House Republicans are lying about a gun bill that 92% of people support
House Democrats are proposing basic background checks for gun purchases — which even most Republican voters support.

House Republicans are attacking proposed legislation on background checks for firearms purchases as a scheme to “take away your guns,” as Texas Rep. Ronny Jackson put it.
But polls show even most GOP voters back universal background checks.

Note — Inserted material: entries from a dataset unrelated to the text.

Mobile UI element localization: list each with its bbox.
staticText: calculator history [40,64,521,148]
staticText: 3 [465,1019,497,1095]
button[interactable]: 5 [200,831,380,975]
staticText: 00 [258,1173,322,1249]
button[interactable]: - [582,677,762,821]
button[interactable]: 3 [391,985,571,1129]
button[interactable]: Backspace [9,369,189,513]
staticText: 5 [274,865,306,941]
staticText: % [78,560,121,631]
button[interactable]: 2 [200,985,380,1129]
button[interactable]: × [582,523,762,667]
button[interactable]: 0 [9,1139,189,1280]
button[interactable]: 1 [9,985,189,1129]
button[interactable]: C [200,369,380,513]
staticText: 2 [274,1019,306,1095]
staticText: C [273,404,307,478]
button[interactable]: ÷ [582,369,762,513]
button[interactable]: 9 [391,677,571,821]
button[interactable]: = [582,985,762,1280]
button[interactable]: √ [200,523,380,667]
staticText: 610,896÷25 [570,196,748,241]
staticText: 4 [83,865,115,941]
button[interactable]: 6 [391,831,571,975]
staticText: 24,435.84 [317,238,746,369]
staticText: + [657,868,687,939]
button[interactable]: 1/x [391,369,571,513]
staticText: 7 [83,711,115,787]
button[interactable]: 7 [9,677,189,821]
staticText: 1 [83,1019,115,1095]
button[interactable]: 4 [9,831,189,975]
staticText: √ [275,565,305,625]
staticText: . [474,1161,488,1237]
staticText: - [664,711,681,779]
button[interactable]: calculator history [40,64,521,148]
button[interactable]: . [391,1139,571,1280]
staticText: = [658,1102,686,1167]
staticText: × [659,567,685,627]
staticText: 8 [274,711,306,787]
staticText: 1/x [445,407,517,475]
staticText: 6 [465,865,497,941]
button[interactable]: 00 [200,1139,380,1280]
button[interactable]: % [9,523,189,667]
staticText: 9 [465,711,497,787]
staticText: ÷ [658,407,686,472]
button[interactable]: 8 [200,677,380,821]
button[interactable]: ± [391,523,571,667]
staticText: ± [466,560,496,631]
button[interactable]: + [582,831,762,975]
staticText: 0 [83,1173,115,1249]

On Wednesday, the House of Representatives is scheduled to vote on two gun safety proposals: H.R. 8, the Bipartisan Background Checks Act, which would require background checks for most gun transfers, and H.R. 1446, the Enhanced Background Checks Act, which would ensure that the FBI has sufficient time to complete the checks.
“First, they defunded the police. Next, they’re going to come for your guns,” House Minority Leader Kevin McCarthy tweeted Thursday. “The Democrat agenda, ladies and gentlemen.”
“This week?” Minority Whip Steve Scalise wrote Sunday. “[House Speaker Nancy] Pelosi is coming for your gun rights.”
Other GOP House members echoed their leaders’ hyperbolic slippery slope language.
“House Democrats are voting to attack your 2nd Amendment rights this week,” warned Rep. Ken Buck of Colorado. “Next up: taking away your guns and opening the borders,” he predicted.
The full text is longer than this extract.